In general, the use of endovascular interventions in the form of coil embolization or stent grafting has its place in SAA repair, and in many centers, this is considered the primary approach [21, 22]. However, in the case of our patient, due to the instability of the patient and the lack of an endovascular setting in the center, open surgery was preferred. The choice of surgical method depends on the general approaches of the center, access to various blocking agents equipment, access to staff at all hours of the day and night and in emergencies, and the anatomical characteristics of the splenic artery, including the degree of tortuosity of the artery, and also access to the artery through devices available are all important factors in decision making.

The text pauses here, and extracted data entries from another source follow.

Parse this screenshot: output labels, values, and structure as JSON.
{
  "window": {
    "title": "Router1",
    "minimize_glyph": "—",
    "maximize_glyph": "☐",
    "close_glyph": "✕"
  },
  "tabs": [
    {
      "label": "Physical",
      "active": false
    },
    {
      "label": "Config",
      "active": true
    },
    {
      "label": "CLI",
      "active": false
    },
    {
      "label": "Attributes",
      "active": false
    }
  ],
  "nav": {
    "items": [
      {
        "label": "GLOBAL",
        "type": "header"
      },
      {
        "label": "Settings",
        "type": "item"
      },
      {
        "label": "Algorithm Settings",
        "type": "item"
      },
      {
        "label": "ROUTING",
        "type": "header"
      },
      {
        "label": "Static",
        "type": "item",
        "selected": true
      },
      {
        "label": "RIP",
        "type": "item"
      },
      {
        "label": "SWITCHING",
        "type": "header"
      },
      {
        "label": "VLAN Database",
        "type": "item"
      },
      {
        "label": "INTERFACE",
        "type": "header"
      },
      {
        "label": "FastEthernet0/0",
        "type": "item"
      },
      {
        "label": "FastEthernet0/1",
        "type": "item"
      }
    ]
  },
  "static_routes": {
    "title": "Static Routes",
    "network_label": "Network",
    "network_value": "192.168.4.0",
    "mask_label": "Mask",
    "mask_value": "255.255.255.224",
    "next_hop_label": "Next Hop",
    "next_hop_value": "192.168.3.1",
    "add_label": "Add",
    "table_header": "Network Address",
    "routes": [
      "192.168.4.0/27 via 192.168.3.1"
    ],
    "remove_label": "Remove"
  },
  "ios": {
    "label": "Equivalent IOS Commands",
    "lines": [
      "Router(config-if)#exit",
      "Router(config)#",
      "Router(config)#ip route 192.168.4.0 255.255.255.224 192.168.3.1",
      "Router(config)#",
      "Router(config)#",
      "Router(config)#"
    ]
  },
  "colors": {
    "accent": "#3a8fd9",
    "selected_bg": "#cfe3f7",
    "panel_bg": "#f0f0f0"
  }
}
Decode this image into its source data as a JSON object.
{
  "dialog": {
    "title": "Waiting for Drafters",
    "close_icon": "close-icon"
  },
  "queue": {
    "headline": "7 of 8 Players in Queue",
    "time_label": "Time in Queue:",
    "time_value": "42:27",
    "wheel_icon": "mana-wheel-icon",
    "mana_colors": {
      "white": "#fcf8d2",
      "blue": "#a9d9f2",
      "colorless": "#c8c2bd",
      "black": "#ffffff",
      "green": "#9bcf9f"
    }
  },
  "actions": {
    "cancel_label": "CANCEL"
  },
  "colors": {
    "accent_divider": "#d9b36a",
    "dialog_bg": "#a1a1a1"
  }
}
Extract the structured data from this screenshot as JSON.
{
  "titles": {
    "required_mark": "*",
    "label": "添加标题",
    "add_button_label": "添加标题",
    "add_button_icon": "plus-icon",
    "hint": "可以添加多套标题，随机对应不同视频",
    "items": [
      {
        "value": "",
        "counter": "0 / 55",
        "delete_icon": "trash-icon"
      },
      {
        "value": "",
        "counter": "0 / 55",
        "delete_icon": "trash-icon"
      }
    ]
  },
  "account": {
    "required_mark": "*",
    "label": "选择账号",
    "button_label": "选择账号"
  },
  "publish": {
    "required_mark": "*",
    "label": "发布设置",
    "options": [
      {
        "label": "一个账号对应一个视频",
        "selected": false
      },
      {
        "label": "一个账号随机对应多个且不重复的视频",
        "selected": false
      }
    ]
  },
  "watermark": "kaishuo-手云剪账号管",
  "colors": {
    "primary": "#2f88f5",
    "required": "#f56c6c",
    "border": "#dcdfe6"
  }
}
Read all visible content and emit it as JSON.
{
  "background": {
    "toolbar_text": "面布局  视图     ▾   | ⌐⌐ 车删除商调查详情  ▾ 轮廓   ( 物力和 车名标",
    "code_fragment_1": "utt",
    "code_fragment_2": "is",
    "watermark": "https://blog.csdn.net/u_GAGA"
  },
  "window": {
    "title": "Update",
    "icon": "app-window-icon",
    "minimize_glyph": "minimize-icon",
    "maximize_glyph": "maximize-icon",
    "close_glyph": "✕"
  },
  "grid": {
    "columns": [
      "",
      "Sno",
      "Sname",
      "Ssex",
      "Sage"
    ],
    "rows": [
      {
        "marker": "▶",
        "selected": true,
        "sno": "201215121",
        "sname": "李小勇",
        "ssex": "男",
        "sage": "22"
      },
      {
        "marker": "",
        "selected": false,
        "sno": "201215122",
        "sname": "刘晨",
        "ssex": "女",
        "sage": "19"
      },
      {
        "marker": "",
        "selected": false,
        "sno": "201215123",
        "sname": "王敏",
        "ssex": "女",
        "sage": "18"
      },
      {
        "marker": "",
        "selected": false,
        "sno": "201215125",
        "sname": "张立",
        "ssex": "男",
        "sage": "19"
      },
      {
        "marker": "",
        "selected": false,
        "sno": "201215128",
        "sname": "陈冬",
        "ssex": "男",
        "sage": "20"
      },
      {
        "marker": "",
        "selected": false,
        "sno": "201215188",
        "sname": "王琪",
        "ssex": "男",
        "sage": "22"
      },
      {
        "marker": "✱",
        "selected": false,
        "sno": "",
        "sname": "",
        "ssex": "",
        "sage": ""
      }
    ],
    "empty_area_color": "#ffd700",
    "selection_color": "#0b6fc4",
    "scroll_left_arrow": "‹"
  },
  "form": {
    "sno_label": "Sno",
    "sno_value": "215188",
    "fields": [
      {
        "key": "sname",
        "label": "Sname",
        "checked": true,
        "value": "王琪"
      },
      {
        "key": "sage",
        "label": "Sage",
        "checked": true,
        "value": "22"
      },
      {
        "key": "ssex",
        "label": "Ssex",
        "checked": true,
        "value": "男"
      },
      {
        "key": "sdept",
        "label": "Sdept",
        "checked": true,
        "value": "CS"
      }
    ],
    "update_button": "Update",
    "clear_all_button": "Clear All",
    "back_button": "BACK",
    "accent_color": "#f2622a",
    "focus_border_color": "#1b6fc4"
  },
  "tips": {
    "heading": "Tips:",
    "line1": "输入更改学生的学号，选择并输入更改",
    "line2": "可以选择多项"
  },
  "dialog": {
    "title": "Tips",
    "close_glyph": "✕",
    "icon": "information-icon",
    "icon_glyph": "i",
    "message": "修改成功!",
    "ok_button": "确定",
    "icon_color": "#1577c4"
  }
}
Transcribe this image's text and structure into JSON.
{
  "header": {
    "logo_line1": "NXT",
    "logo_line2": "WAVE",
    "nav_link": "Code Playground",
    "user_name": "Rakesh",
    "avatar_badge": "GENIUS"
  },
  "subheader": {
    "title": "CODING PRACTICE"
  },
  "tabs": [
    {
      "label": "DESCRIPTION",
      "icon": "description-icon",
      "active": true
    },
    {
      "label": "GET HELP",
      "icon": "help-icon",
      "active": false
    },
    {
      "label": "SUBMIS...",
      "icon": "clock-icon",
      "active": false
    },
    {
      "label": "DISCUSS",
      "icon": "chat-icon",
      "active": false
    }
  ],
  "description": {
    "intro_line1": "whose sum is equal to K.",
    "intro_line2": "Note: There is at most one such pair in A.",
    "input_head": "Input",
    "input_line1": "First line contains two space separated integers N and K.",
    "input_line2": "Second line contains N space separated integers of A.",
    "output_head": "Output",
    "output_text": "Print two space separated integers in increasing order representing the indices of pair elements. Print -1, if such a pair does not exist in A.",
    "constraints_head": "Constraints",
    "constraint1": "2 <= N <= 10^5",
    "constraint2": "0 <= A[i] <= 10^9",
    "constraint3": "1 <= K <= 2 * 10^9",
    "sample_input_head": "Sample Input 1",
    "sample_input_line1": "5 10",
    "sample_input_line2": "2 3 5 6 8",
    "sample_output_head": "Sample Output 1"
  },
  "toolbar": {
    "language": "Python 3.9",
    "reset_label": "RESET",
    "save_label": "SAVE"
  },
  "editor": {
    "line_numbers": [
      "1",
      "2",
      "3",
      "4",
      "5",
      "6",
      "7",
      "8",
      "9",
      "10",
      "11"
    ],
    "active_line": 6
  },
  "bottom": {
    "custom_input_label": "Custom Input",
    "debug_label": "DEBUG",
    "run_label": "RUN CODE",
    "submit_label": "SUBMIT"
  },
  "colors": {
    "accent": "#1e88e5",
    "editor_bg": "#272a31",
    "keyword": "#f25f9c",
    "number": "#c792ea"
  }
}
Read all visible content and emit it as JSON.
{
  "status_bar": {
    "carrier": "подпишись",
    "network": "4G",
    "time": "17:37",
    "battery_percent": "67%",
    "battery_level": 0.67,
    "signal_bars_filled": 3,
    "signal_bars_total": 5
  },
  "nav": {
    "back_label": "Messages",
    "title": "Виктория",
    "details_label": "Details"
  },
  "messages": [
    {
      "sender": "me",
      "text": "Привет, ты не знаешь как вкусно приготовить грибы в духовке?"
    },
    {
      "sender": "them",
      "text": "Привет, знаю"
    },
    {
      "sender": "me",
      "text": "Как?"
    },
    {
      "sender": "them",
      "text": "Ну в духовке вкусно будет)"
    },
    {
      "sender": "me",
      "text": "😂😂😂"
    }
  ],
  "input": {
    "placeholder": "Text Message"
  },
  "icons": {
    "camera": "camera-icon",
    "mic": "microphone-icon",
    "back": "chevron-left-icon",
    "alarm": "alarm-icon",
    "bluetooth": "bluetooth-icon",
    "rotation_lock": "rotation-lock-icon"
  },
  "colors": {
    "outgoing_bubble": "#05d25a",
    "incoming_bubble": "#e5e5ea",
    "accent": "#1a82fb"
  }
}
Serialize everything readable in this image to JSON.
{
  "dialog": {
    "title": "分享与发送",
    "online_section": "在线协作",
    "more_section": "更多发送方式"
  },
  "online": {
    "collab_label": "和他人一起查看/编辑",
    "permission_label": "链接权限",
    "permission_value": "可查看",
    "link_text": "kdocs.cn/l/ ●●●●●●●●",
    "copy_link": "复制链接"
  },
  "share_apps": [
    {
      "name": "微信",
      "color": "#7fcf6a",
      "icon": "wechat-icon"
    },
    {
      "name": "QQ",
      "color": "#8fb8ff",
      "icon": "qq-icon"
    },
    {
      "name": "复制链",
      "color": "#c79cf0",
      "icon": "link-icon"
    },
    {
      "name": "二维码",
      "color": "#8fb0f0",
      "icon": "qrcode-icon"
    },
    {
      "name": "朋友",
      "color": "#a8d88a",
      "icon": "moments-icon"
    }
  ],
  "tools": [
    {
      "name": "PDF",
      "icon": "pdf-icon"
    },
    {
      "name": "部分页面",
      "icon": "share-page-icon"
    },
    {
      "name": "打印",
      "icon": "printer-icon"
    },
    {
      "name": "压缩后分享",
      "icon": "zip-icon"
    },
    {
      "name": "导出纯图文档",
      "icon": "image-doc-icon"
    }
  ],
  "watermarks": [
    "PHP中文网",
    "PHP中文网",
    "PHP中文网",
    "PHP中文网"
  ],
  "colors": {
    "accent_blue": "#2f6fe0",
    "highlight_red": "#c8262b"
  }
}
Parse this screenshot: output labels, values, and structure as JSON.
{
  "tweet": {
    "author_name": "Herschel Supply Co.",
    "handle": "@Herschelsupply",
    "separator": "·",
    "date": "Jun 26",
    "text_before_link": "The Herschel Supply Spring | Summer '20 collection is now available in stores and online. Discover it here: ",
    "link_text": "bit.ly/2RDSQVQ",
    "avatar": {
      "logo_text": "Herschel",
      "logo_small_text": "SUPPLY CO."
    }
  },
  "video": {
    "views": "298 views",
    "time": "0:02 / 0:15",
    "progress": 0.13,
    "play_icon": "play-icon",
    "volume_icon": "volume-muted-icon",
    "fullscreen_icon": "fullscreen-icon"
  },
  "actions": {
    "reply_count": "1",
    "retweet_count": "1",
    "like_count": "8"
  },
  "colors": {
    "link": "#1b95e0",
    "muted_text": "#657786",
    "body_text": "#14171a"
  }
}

The current case is even more intriguing because the patient had pemphigus vulgaris and was on steroid therapy. Although vessels are rarely involved in pemphigus vulgaris, rheumatologic disorders have been linked to vasculitis, and several cases have been reported in which aneurysms in the splenic artery have developed as a result of vasculitis involvement [23, 24]. Aydın et al. also reported the rupture of a splenic aneurysm in a male patient with sarcoidosis [25]. The most common cause of death in Behcet’s disease is an arterial aneurysmal rupture [26]. Akiyama et al. [27] also proposed that the long-term use of corticosteroids can weaken the arterial walls, and subsequently increase the risk of rupture. However, there is not enough evidence to support the increased risk of an aneurysm in rheumatological diseases. A spontaneous splenic artery dissection rupture may be diagnosed only in the presence of relevant symptoms, such as a limited retroperitoneal hematoma visible, for example, with a contrast-enhanced CT scan followed by a more specific technique, such as selected angiography, given the extreme rarity of this disease, and the one-of-a-kind case with successful treatment. Further reporting of such entities is required, along with a detailed pathophysiological evaluation to obtain the necessary information to draw a clear conclusion.

Conclusion

Aneurysms of the splenic artery are a rare type of aneurysm that are often asymptomatic. It is essential to consider splenic aneurysm rupture as a second-line differential diagnosis, as this can lead to timely and appropriate lifesaving intervention.